The bundled pipeline system with hot fluid circulation technology for normal production is not used much these days. But the concept of using hot fluid circulation to heat up the production system has been widely adopted for subsea production system operations, such as for the system start-up and restart. Hot fluid circulation technology is also used as remediation method for hydrate formation and wax deposition.
Direct electrical heating
Direct electrical heating is a mature electrical heating technology and has been adopted by several projects, such as Shell’s Serrano and Oregano systems and Chevron’s Lianzi.

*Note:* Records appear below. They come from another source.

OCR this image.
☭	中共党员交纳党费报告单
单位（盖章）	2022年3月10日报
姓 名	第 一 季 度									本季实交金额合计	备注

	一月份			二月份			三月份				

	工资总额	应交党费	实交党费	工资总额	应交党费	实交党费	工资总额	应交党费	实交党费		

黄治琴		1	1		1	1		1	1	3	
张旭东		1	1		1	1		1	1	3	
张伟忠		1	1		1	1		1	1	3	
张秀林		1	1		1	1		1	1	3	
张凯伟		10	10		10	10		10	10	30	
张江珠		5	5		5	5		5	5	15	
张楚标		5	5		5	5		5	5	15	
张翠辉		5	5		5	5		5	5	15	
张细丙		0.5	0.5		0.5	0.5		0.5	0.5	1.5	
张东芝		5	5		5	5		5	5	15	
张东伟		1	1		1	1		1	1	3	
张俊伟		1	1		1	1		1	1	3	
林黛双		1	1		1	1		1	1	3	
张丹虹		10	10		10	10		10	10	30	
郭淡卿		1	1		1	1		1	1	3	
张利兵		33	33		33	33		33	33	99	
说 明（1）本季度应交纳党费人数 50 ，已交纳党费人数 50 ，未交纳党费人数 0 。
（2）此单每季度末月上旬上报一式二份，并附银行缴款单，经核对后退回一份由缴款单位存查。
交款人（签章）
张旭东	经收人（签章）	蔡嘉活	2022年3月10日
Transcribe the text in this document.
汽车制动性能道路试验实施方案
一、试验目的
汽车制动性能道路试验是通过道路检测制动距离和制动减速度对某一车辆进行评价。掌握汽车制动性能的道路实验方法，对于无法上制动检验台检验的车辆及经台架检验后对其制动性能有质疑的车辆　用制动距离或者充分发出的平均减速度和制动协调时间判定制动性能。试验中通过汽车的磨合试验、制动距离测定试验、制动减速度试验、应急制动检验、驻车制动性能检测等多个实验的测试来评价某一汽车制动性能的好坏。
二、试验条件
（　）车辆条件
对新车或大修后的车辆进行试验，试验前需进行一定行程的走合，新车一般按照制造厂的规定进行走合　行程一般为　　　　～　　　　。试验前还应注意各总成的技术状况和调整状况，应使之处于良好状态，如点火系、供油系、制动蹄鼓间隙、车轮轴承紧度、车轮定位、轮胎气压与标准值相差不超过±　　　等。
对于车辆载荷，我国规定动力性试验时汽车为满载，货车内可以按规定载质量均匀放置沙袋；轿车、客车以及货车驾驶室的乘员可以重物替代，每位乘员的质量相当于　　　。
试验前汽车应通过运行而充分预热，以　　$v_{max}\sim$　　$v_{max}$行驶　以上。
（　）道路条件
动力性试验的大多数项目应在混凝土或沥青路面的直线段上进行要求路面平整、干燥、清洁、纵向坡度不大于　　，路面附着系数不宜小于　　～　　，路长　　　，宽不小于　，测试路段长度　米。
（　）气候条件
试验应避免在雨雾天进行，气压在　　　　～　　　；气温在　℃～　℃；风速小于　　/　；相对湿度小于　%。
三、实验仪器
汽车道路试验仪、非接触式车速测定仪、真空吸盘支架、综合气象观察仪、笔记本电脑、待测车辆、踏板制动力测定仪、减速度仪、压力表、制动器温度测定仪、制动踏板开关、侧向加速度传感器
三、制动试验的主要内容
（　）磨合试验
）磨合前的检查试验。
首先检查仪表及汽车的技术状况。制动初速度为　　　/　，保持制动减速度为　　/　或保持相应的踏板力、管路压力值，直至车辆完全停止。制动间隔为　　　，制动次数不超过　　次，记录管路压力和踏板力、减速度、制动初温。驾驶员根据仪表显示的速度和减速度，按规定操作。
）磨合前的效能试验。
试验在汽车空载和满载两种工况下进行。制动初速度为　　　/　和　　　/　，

DEH technology uses a subsea power cable to deliver the desired electrical current from topsides to the designated location. There, the cable is connected to the production flowline and uses either the open sea or the carrier pipe of a PIP system as the electrical current return path. The AC current in the steel flowline generates heat to warm up production fluid inside the flowline system.
The advantages for a DEH system, as compared to the electrical heat tracing technology (described below), are the simplicity of system configuration, WISP applicable, and lower capex. The drawbacks for the DEH technology are the power requirements for long distance tiebacks and the efficiency of using the electrical power due to the return path of the electrical current (pipeline and/or open sea).
Electrical heat tracing
Heat tracing technology is usually applied to the PIP system. It uses the pre-installed heating wires on the external surface of the production flowline (embedded/under the insulation layer) to heat up the production flowline directly. This technology utilizes the high thermal insulation effects of the PIP system to keep the maximum heat generated by the electrical heating. It can substantially reduce the electrical power consumption to achieve the same heating effect as the DEH system does. Because of the complexity of the installation of the heat tracing system, it is most suitable for reel-lay installation, in which most of the field joints can be made onshore.
Thermal management for flow assurance in subsea production systems is a mature technology. Passive thermal insulation methods (wet or dry) are widely used in subsea field developments to prevent critical flow assurance issues like hydrate formation and wax deposition. Active heating (DEH or heat tracing) technologies are receiving more attention due to the advances of the heating technology and the naturally inherited double functions of mitigation and remediation. Other subsea technologies such as subsea boosting and subsea separation can be full or partial solutions for flow assurance issues in a subsea production system. The author is confident that the advance of flow assurance technologies will help make the subsea production system more operable while reducing the cost of subsea field development.
Jianlin Cai, Ph.D., is Flow Assurance Manager of INTECSEA in Houston, Texas. Dr. Cai has more than 30 years of industry experience with 20 years in the offshore oil and gas industry.